The second stage takes each selected candidate mask, extracts the bounding box crop from the original image, and encodes it independently. This produces a more accurate embedding:

1. The cropped patch is resized to the model's native resolution, giving the object more pixels and detail
2. The encoding focuses entirely on the object without background interference from pooling
3. Spatial information is better preserved compared to averaging over irregular mask shapes

### Why Two Stages?

The coarse stage acts as a fast filter to eliminate obviously non-matching regions. Without it, every detected mask would require a separate forward pass through the encoder, which is expensive - with possibly dozen of masks generated, this would significantly slow down the process for rich scenes.

The fine stage provides the accuracy needed for reliable matching. Pooled dense features can miss details or be contaminated by background pixels that fall within the mask but don't belong to the object.

Together the stages achieve both speed (single dense encoding + K patch encodings) and accuracy (dedicated high-resolution encoding of important regions for final candidates).

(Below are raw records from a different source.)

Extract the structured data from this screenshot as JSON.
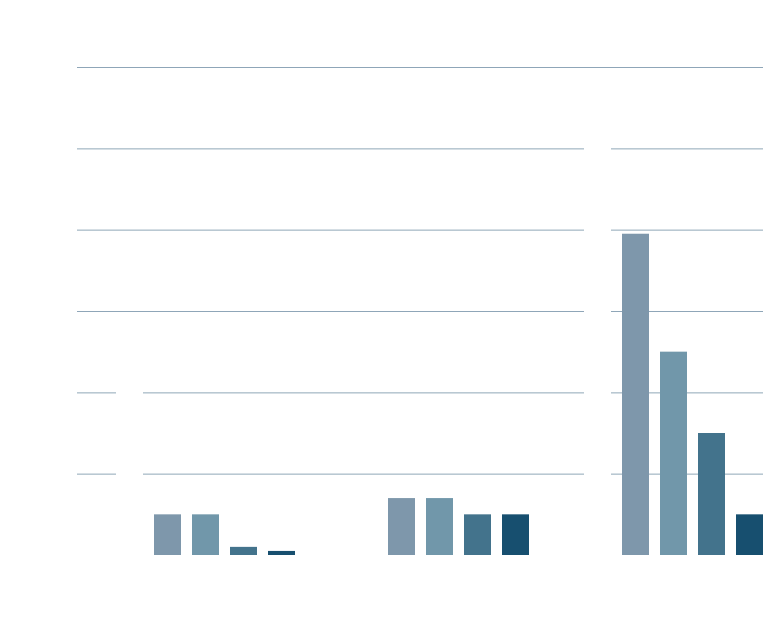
{
  "chart_data": {
    "type": "bar",
    "title": "",
    "xlabel": "",
    "ylabel": "",
    "ylim": [
      0,
      6
    ],
    "grid": true,
    "legend": "none",
    "series_colors": [
      "#7e97ab",
      "#7197aa",
      "#43738c",
      "#174f6f"
    ],
    "grid_color": "#8fa6b8",
    "groups": [
      {
        "values": [
          0.5,
          0.5,
          0.1,
          0.05
        ]
      },
      {
        "values": [
          0.7,
          0.7,
          0.5,
          0.5
        ]
      },
      {
        "values": [
          3.95,
          2.5,
          1.5,
          0.5
        ]
      }
    ]
  }
}
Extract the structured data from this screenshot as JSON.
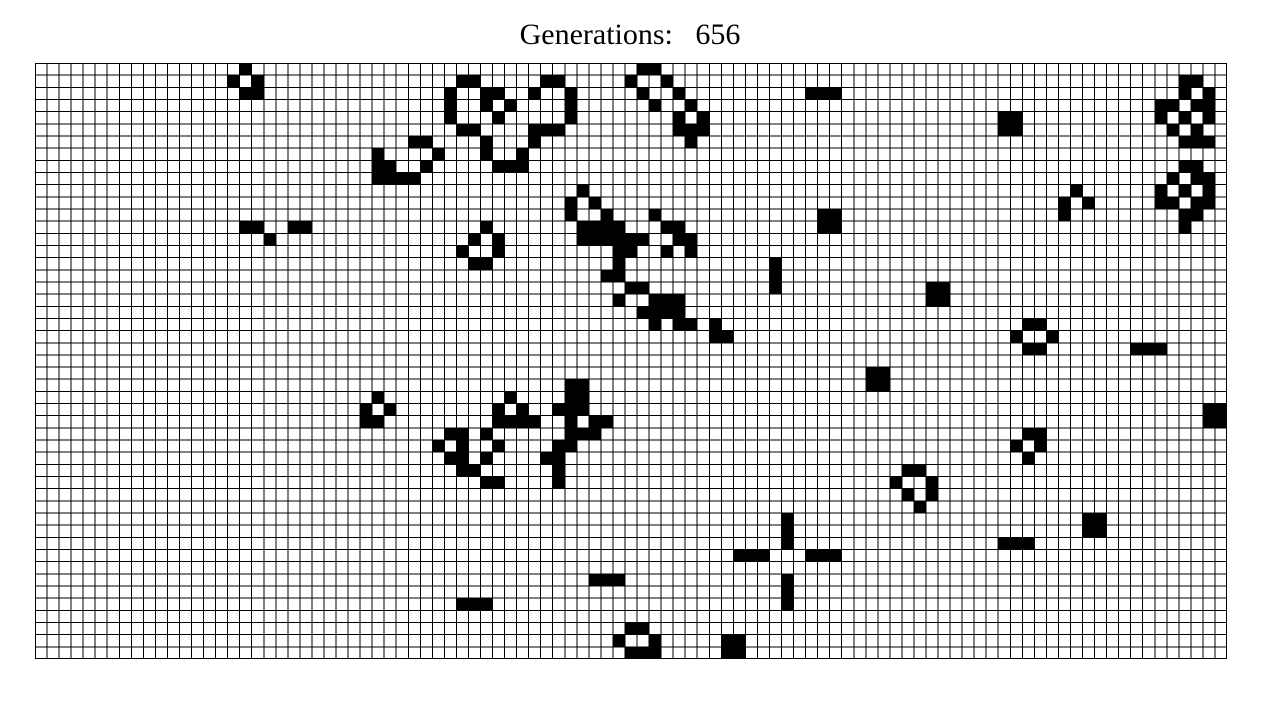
{
  "header": {
    "label": "Generations:",
    "value": "656"
  },
  "board": {
    "columns": 99,
    "rows": 49,
    "alive_color": "#000000",
    "dead_color": "#ffffff",
    "grid_color": "#000000",
    "alive_cells": [
      [
        17,
        0
      ],
      [
        16,
        1
      ],
      [
        18,
        1
      ],
      [
        17,
        2
      ],
      [
        18,
        2
      ],
      [
        50,
        0
      ],
      [
        51,
        0
      ],
      [
        49,
        1
      ],
      [
        52,
        1
      ],
      [
        50,
        2
      ],
      [
        53,
        2
      ],
      [
        51,
        3
      ],
      [
        54,
        3
      ],
      [
        53,
        4
      ],
      [
        55,
        4
      ],
      [
        53,
        5
      ],
      [
        54,
        5
      ],
      [
        55,
        5
      ],
      [
        54,
        6
      ],
      [
        35,
        1
      ],
      [
        36,
        1
      ],
      [
        42,
        1
      ],
      [
        43,
        1
      ],
      [
        34,
        2
      ],
      [
        37,
        2
      ],
      [
        38,
        2
      ],
      [
        41,
        2
      ],
      [
        44,
        2
      ],
      [
        34,
        3
      ],
      [
        37,
        3
      ],
      [
        39,
        3
      ],
      [
        44,
        3
      ],
      [
        34,
        4
      ],
      [
        38,
        4
      ],
      [
        44,
        4
      ],
      [
        35,
        5
      ],
      [
        36,
        5
      ],
      [
        41,
        5
      ],
      [
        42,
        5
      ],
      [
        43,
        5
      ],
      [
        37,
        6
      ],
      [
        41,
        6
      ],
      [
        37,
        7
      ],
      [
        40,
        7
      ],
      [
        38,
        8
      ],
      [
        39,
        8
      ],
      [
        40,
        8
      ],
      [
        31,
        6
      ],
      [
        32,
        6
      ],
      [
        28,
        7
      ],
      [
        33,
        7
      ],
      [
        28,
        8
      ],
      [
        29,
        8
      ],
      [
        32,
        8
      ],
      [
        28,
        9
      ],
      [
        29,
        9
      ],
      [
        30,
        9
      ],
      [
        31,
        9
      ],
      [
        64,
        2
      ],
      [
        65,
        2
      ],
      [
        66,
        2
      ],
      [
        80,
        4
      ],
      [
        81,
        4
      ],
      [
        80,
        5
      ],
      [
        81,
        5
      ],
      [
        95,
        1
      ],
      [
        96,
        1
      ],
      [
        95,
        2
      ],
      [
        97,
        2
      ],
      [
        93,
        3
      ],
      [
        94,
        3
      ],
      [
        96,
        3
      ],
      [
        97,
        3
      ],
      [
        93,
        4
      ],
      [
        95,
        4
      ],
      [
        97,
        4
      ],
      [
        94,
        5
      ],
      [
        96,
        5
      ],
      [
        95,
        6
      ],
      [
        96,
        6
      ],
      [
        97,
        6
      ],
      [
        95,
        8
      ],
      [
        96,
        8
      ],
      [
        94,
        9
      ],
      [
        96,
        9
      ],
      [
        97,
        9
      ],
      [
        93,
        10
      ],
      [
        95,
        10
      ],
      [
        97,
        10
      ],
      [
        93,
        11
      ],
      [
        94,
        11
      ],
      [
        96,
        11
      ],
      [
        97,
        11
      ],
      [
        95,
        12
      ],
      [
        96,
        12
      ],
      [
        95,
        13
      ],
      [
        86,
        10
      ],
      [
        85,
        11
      ],
      [
        87,
        11
      ],
      [
        85,
        12
      ],
      [
        45,
        10
      ],
      [
        44,
        11
      ],
      [
        46,
        11
      ],
      [
        44,
        12
      ],
      [
        47,
        12
      ],
      [
        51,
        12
      ],
      [
        45,
        13
      ],
      [
        46,
        13
      ],
      [
        47,
        13
      ],
      [
        48,
        13
      ],
      [
        52,
        13
      ],
      [
        53,
        13
      ],
      [
        45,
        14
      ],
      [
        46,
        14
      ],
      [
        47,
        14
      ],
      [
        48,
        14
      ],
      [
        49,
        14
      ],
      [
        50,
        14
      ],
      [
        53,
        14
      ],
      [
        54,
        14
      ],
      [
        48,
        15
      ],
      [
        49,
        15
      ],
      [
        52,
        15
      ],
      [
        54,
        15
      ],
      [
        48,
        16
      ],
      [
        47,
        17
      ],
      [
        48,
        17
      ],
      [
        49,
        18
      ],
      [
        50,
        18
      ],
      [
        48,
        19
      ],
      [
        51,
        19
      ],
      [
        52,
        19
      ],
      [
        53,
        19
      ],
      [
        50,
        20
      ],
      [
        51,
        20
      ],
      [
        52,
        20
      ],
      [
        53,
        20
      ],
      [
        51,
        21
      ],
      [
        53,
        21
      ],
      [
        54,
        21
      ],
      [
        56,
        21
      ],
      [
        56,
        22
      ],
      [
        57,
        22
      ],
      [
        65,
        12
      ],
      [
        66,
        12
      ],
      [
        65,
        13
      ],
      [
        66,
        13
      ],
      [
        17,
        13
      ],
      [
        18,
        13
      ],
      [
        21,
        13
      ],
      [
        22,
        13
      ],
      [
        19,
        14
      ],
      [
        37,
        13
      ],
      [
        36,
        14
      ],
      [
        38,
        14
      ],
      [
        35,
        15
      ],
      [
        38,
        15
      ],
      [
        36,
        16
      ],
      [
        37,
        16
      ],
      [
        61,
        16
      ],
      [
        61,
        17
      ],
      [
        61,
        18
      ],
      [
        74,
        18
      ],
      [
        75,
        18
      ],
      [
        74,
        19
      ],
      [
        75,
        19
      ],
      [
        82,
        21
      ],
      [
        83,
        21
      ],
      [
        81,
        22
      ],
      [
        84,
        22
      ],
      [
        82,
        23
      ],
      [
        83,
        23
      ],
      [
        91,
        23
      ],
      [
        92,
        23
      ],
      [
        93,
        23
      ],
      [
        69,
        25
      ],
      [
        70,
        25
      ],
      [
        69,
        26
      ],
      [
        70,
        26
      ],
      [
        44,
        26
      ],
      [
        45,
        26
      ],
      [
        28,
        27
      ],
      [
        27,
        28
      ],
      [
        29,
        28
      ],
      [
        27,
        29
      ],
      [
        28,
        29
      ],
      [
        39,
        27
      ],
      [
        38,
        28
      ],
      [
        40,
        28
      ],
      [
        44,
        27
      ],
      [
        45,
        27
      ],
      [
        43,
        28
      ],
      [
        44,
        28
      ],
      [
        45,
        28
      ],
      [
        38,
        29
      ],
      [
        39,
        29
      ],
      [
        40,
        29
      ],
      [
        41,
        29
      ],
      [
        44,
        29
      ],
      [
        46,
        29
      ],
      [
        47,
        29
      ],
      [
        34,
        30
      ],
      [
        35,
        30
      ],
      [
        37,
        30
      ],
      [
        44,
        30
      ],
      [
        45,
        30
      ],
      [
        46,
        30
      ],
      [
        33,
        31
      ],
      [
        35,
        31
      ],
      [
        38,
        31
      ],
      [
        43,
        31
      ],
      [
        44,
        31
      ],
      [
        34,
        32
      ],
      [
        35,
        32
      ],
      [
        37,
        32
      ],
      [
        42,
        32
      ],
      [
        43,
        32
      ],
      [
        35,
        33
      ],
      [
        36,
        33
      ],
      [
        43,
        33
      ],
      [
        37,
        34
      ],
      [
        38,
        34
      ],
      [
        43,
        34
      ],
      [
        97,
        28
      ],
      [
        98,
        28
      ],
      [
        97,
        29
      ],
      [
        98,
        29
      ],
      [
        82,
        30
      ],
      [
        83,
        30
      ],
      [
        81,
        31
      ],
      [
        83,
        31
      ],
      [
        82,
        32
      ],
      [
        72,
        33
      ],
      [
        73,
        33
      ],
      [
        71,
        34
      ],
      [
        74,
        34
      ],
      [
        72,
        35
      ],
      [
        74,
        35
      ],
      [
        73,
        36
      ],
      [
        62,
        37
      ],
      [
        62,
        38
      ],
      [
        62,
        39
      ],
      [
        87,
        37
      ],
      [
        88,
        37
      ],
      [
        87,
        38
      ],
      [
        88,
        38
      ],
      [
        80,
        39
      ],
      [
        81,
        39
      ],
      [
        82,
        39
      ],
      [
        58,
        40
      ],
      [
        59,
        40
      ],
      [
        60,
        40
      ],
      [
        64,
        40
      ],
      [
        65,
        40
      ],
      [
        66,
        40
      ],
      [
        46,
        42
      ],
      [
        47,
        42
      ],
      [
        48,
        42
      ],
      [
        62,
        42
      ],
      [
        62,
        43
      ],
      [
        62,
        44
      ],
      [
        35,
        44
      ],
      [
        36,
        44
      ],
      [
        37,
        44
      ],
      [
        49,
        46
      ],
      [
        50,
        46
      ],
      [
        48,
        47
      ],
      [
        51,
        47
      ],
      [
        49,
        48
      ],
      [
        50,
        48
      ],
      [
        51,
        48
      ],
      [
        57,
        47
      ],
      [
        58,
        47
      ],
      [
        57,
        48
      ],
      [
        58,
        48
      ]
    ]
  }
}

For the concrete implementations provided, we use DINOv2 as the feature encoder and FastSAM as the mask generator - the latter's good performance is crucial to ensure high-quality region proposals for effective matching. I recommend using the "x" variant for best results.

### Components

| Component | Role |
|-----------|------|
| `FeatureEncoder` | Extracts semantic features |
| `MaskGenerator` | Generates instance segmentation masks for all objects |
| `MaskPooler` | Pools dense features within mask regions |
| `MaskSelector` | Selects top mask candidates |
| `EmbeddingRepository` | Stores reference image embeddings |
| `ZeroShotObjectMatcher` | Orchestrates the full pipeline |

The modular design allows swapping different encoders, mask generators, or pooling/selection strategies as needed.

## License

MIT